Note 2 on the above chart is where I mention the decreasing volume that last 2 days as the Nasdaq is trying to hold above a gap-up from Monday morning. However, since the completion of Wave 5, there have been 2 other similar gap-ups that did not hold. Will this time be different? Well, one item that seems “positive” is note 1 that I made on the above chart.
This next 6 month daily candlestick chart also shows the higher low made recently by the Nasdaq, as well as a higher high. I had to use the above chart as most Trendy members know that Think or Swim (the charting platform that I currently use) no longer provides volume data for the index as a whole.
But in order for me to turn bullish again on the Nasdaq I will need to see the index make another higher low during this current 2 day downtrend and then make a higher high after this current downtrend stops.
If the Nasdaq breaks below 4014.17 mark on an intra-day basis in the next few days, my fears of a longer downtrend for the Nasdaq that I have eluded to in previous updates would seem to be confirmed. From an Elliott Wave perspective, a longer downtrend would most likely be the formation of a Zig-Zag Wave Pattern, as indicated in this Nasdaq update. From a chart pattern perspective, a longer downtrend would most likely mean a break of the neckline in the Head & Shoulders Chart Pattern I see in this next 6 month daily candlestick chart.
Referencing my Encyclopedia of Chart Patterns, it indicates that after the neckline is broken, most Head & Shoulder Chart Patterns take approximately 2-3 more months to fully complete. That would put the completion date for the Nasdaq’s downtrend around the middle or end of July.
A standard way to estimate the length of the continued downtrend after breaking the neckline is to calculate the distance between the peak of the head and the neckline. For the above chart, that calculates to approximately 400 points. This is usually considered the minimum decline. So a break below the neckline on the above chart would indicate that the Nasdaq would be headed towards the 3550 area. This next chart, a high/low P&F Chart for the Nasdaq, also shows a target in the same area, 3500.
The closing P&F Chart is neutral as it reflects its bullish price target has been met and offers no additional guidance.
For those not familiar with P&F Charts, the High/Low P&F Chart is based on intra-day price activity while the Closing P&F Chart is based on end of day closing prices only.
The volatility and erratic volume have made the analysis on the Nasdaq a little tougher over the last several weeks, almost like a target that is constantly moving. But in summary, I think it is critical for the Nasdaq to make a higher low and then a higher high as I indicated above, that would indicate the Nasdaq could be forming a Flat Wave Pattern rather than a Zig-Zag Wave Pattern.

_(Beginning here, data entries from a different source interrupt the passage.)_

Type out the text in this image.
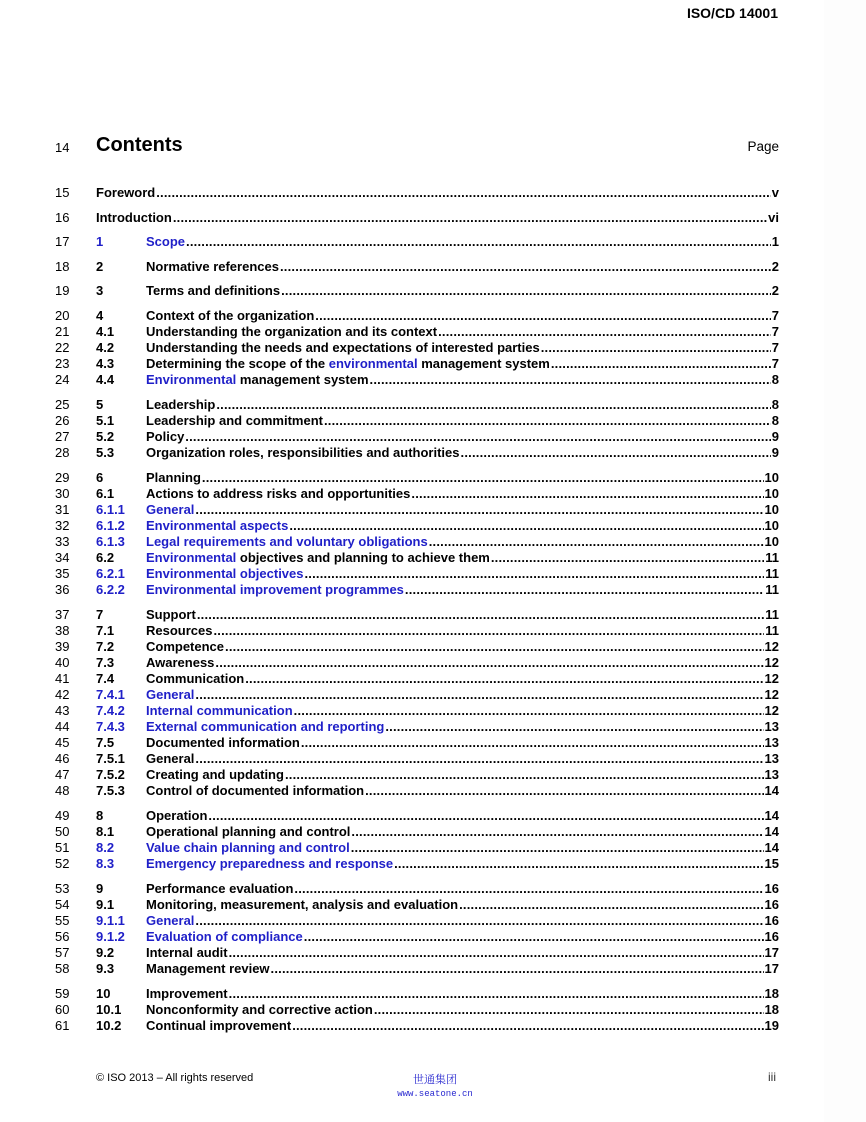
ISO/CD 14001
14 Contents	Page
15 Foreword .....	v
16 Introduction .....	vi
17 1	Scope .....	1
18 2	Normative references .....	2
19 3	Terms and definitions .....	2
20 4	Context of the organization .....	7
21 4.1 Understanding the organization and its context .....	7
22 4.2 Understanding the needs and expectations of interested parties .....	7
23 4.3 Determining the scope of the environmental management system .....	7
24 4.4 Environmental management system .....	8
25 5	Leadership .....	8
26 5.1 Leadership and commitment .....	8
27 5.2 Policy .....	9
28 5.3 Organization roles, responsibilities and authorities .....	9
29 6	Planning .....	10
30 6.1 Actions to address risks and opportunities .....	10
31 6.1.1 General .....	10
32 6.1.2 Environmental aspects .....	10
33 6.1.3 Legal requirements and voluntary obligations .....	10
34 6.2 Environmental objectives and planning to achieve them .....	11
35 6.2.1 Environmental objectives .....	11
36 6.2.2 Environmental improvement programmes .....	11
37 7	Support .....	11
38 7.1 Resources .....	11
39 7.2 Competence .....	12
40 7.3 Awareness .....	12
41 7.4 Communication .....	12
42 7.4.1 General .....	12
43 7.4.2 Internal communication .....	12
44 7.4.3 External communication and reporting .....	13
45 7.5 Documented information .....	13
46 7.5.1 General .....	13
47 7.5.2 Creating and updating .....	13
48 7.5.3 Control of documented information .....	14
49 8	Operation .....	14
50 8.1 Operational planning and control .....	14
51 8.2 Value chain planning and control .....	14
52 8.3 Emergency preparedness and response .....	15
53 9	Performance evaluation .....	16
54 9.1 Monitoring, measurement, analysis and evaluation .....	16
55 9.1.1 General .....	16
56 9.1.2 Evaluation of compliance .....	16
57 9.2 Internal audit .....	17
58 9.3 Management review .....	17
59 10	Improvement .....	18
60 10.1 Nonconformity and corrective action .....	18
61 10.2 Continual improvement .....	19
© ISO 2013 – All rights reserved	世通集团
www.seatone.cn
iii
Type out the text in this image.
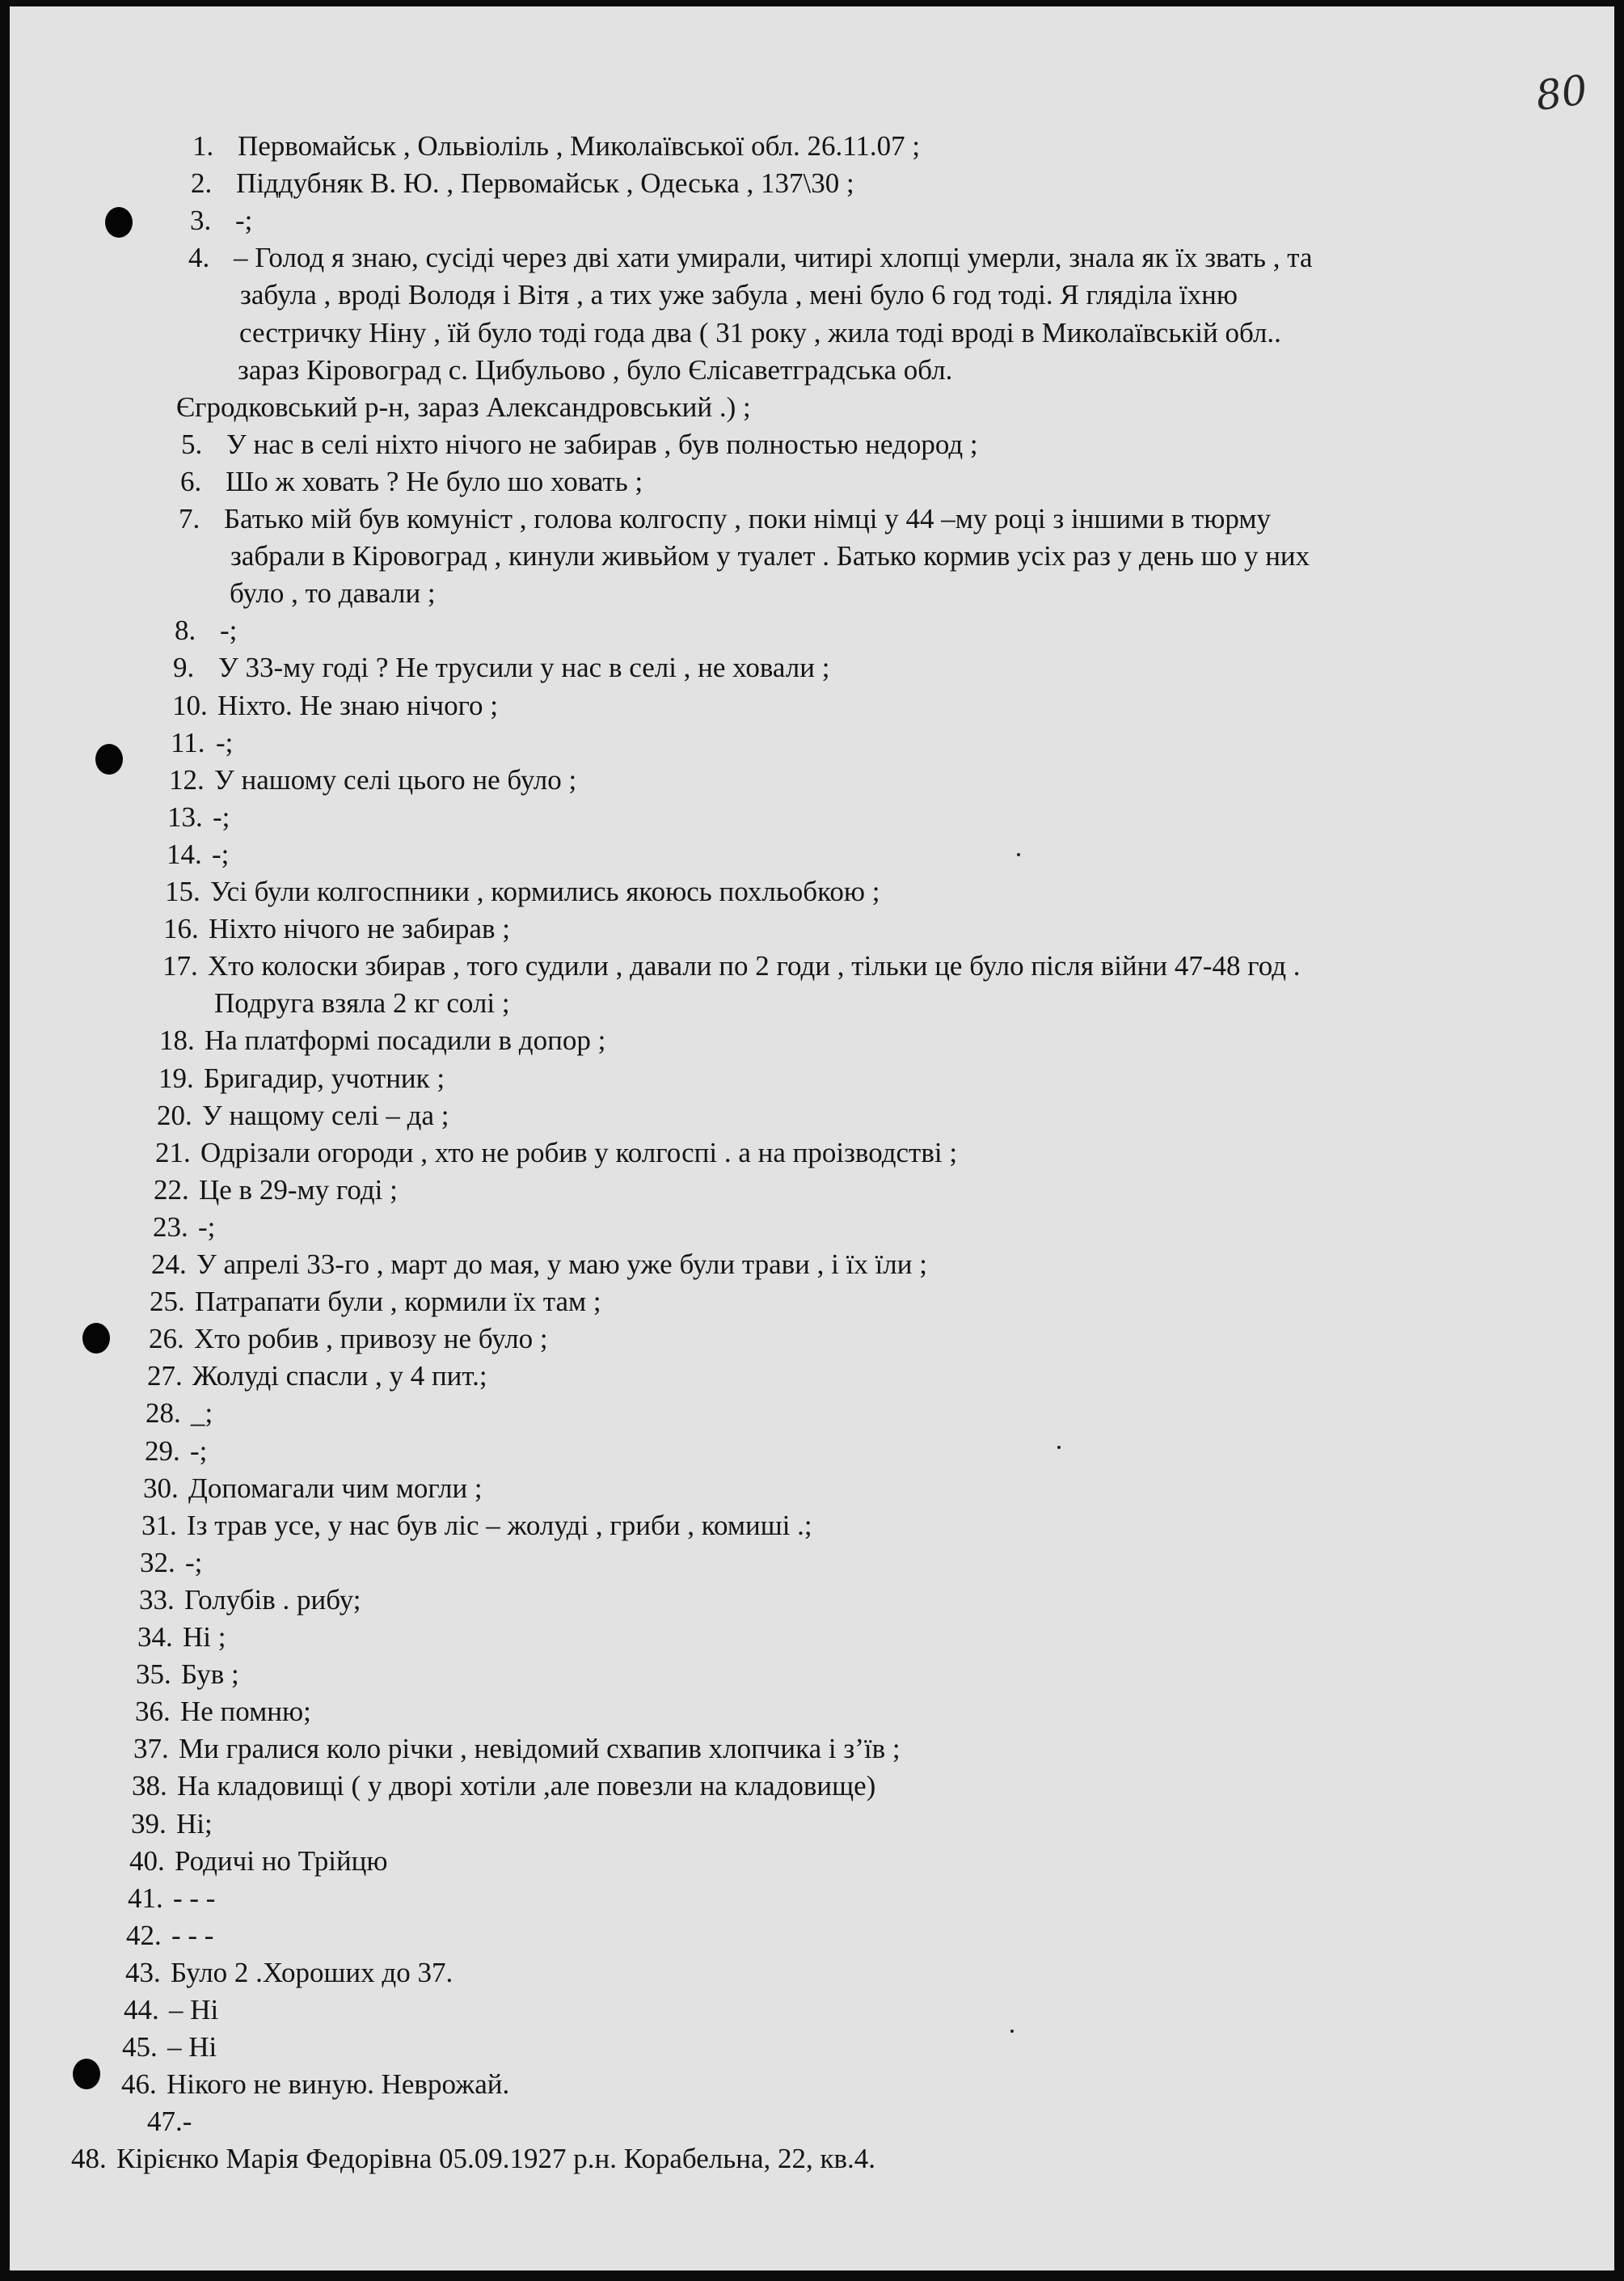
80
1. Первомайськ , Ольвіоліль , Миколаївської обл. 26.11.07 ;
2. Піддубняк В. Ю. , Первомайськ , Одеська , 137\30 ;
3. -;
4. – Голод я знаю, сусіді через дві хати умирали, читирі хлопці умерли, знала як їх звать , та
забула , вроді Володя і Вітя , а тих уже забула , мені було 6 год тоді. Я гляділа їхню
сестричку Ніну , їй було тоді года два ( 31 року , жила тоді вроді в Миколаївській обл..
зараз Кіровоград с. Цибульово , було Єлісаветградська обл.
Єгродковський р-н, зараз Александровський .) ;
5. У нас в селі ніхто нічого не забирав , був полностью недород ;
6. Шо ж ховать ? Не було шо ховать ;
7. Батько мій був комуніст , голова колгоспу , поки німці у 44 –му році з іншими в тюрму
забрали в Кіровоград , кинули живьйом у туалет . Батько кормив усіх раз у день шо у них
було , то давали ;
8. -;
9. У 33-му годі ? Не трусили у нас в селі , не ховали ;
10. Ніхто. Не знаю нічого ;
11. -;
12. У нашому селі цього не було ;
13. -;
14. -;
15. Усі були колгоспники , кормились якоюсь похльобкою ;
16. Ніхто нічого не забирав ;
17. Хто колоски збирав , того судили , давали по 2 годи , тільки це було після війни 47-48 год .
Подруга взяла 2 кг солі ;
18. На платформі посадили в допор ;
19. Бригадир, учотник ;
20. У нащому селі – да ;
21. Одрізали огороди , хто не робив у колгоспі . а на проізводстві ;
22. Це в 29-му годі ;
23. -;
24. У апрелі 33-го , март до мая, у маю уже були трави , і їх їли ;
25. Патрапати були , кормили їх там ;
26. Хто робив , привозу не було ;
27. Жолуді спасли , у 4 пит.;
28. _;
29. -;
30. Допомагали чим могли ;
31. Із трав усе, у нас був ліс – жолуді , гриби , комиші .;
32. -;
33. Голубів . рибу;
34. Ні ;
35. Був ;
36. Не помню;
37. Ми гралися коло річки , невідомий схвапив хлопчика і з’їв ;
38. На кладовищі ( у дворі хотіли ,але повезли на кладовище)
39. Ні;
40. Родичі но Трійцю
41. - - -
42. - - -
43. Було 2 .Хороших до 37.
44. – Ні
45. – Ні
46. Нікого не виную. Неврожай.
47.-
48. Кірієнко Марія Федорівна 05.09.1927 р.н. Корабельна, 22, кв.4.
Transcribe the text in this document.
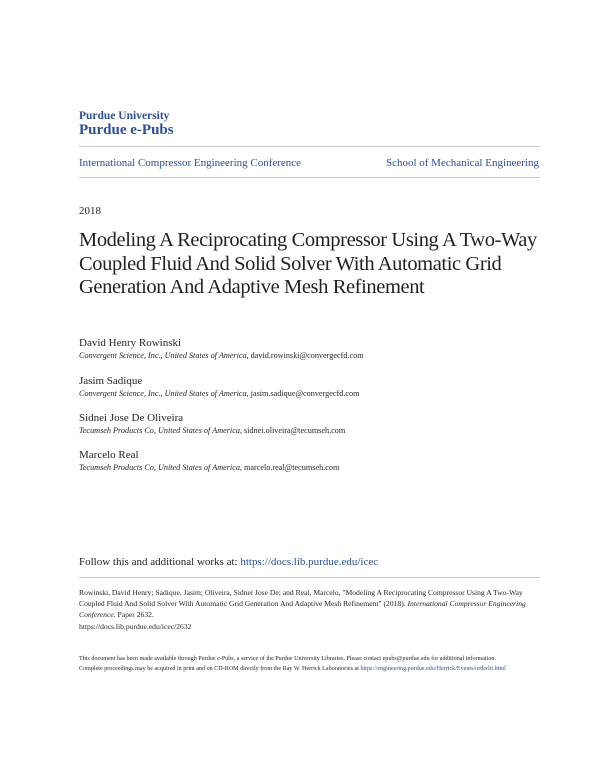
Purdue University
Purdue e-Pubs
International Compressor Engineering Conference	School of Mechanical Engineering
2018
Modeling A Reciprocating Compressor Using A Two-Way Coupled Fluid And Solid Solver With Automatic Grid Generation And Adaptive Mesh Refinement
David Henry Rowinski
Convergent Science, Inc., United States of America, david.rowinski@convergecfd.com
Jasim Sadique
Convergent Science, Inc., United States of America, jasim.sadique@convergecfd.com
Sidnei Jose De Oliveira
Tecumseh Products Co, United States of America, sidnei.oliveira@tecumseh.com
Marcelo Real
Tecumseh Products Co, United States of America, marcelo.real@tecumseh.com
Follow this and additional works at: https://docs.lib.purdue.edu/icec
Rowinski, David Henry; Sadique, Jasim; Oliveira, Sidnei Jose De; and Real, Marcelo, "Modeling A Reciprocating Compressor Using A Two-Way Coupled Fluid And Solid Solver With Automatic Grid Generation And Adaptive Mesh Refinement" (2018). International Compressor Engineering Conference. Paper 2632.
https://docs.lib.purdue.edu/icec/2632
This document has been made available through Purdue e-Pubs, a service of the Purdue University Libraries. Please contact epubs@purdue.edu for additional information.
Complete proceedings may be acquired in print and on CD-ROM directly from the Ray W. Herrick Laboratories at https://engineering.purdue.edu/Herrick/Events/orderlit.html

If the index cannot make a higher low and subsequently a higher high, then I fear we still have a couple more months of declining prices for the Nasdaq, which will also set the tone for most stocks that the index is comprised of. The bearish outlook would be confirmed with a break of the neckline in the Head & Shoulders chart. If the Nasdaq even reaches the neckline one more time, I will most likely be selling most stocks and sitting back for the next month or two, only holding onto one or two core positions while mostly trading stocks for quick flips until I feel the correction has played out. I may even throw a couple of shorts into the mix if I feel daring enough.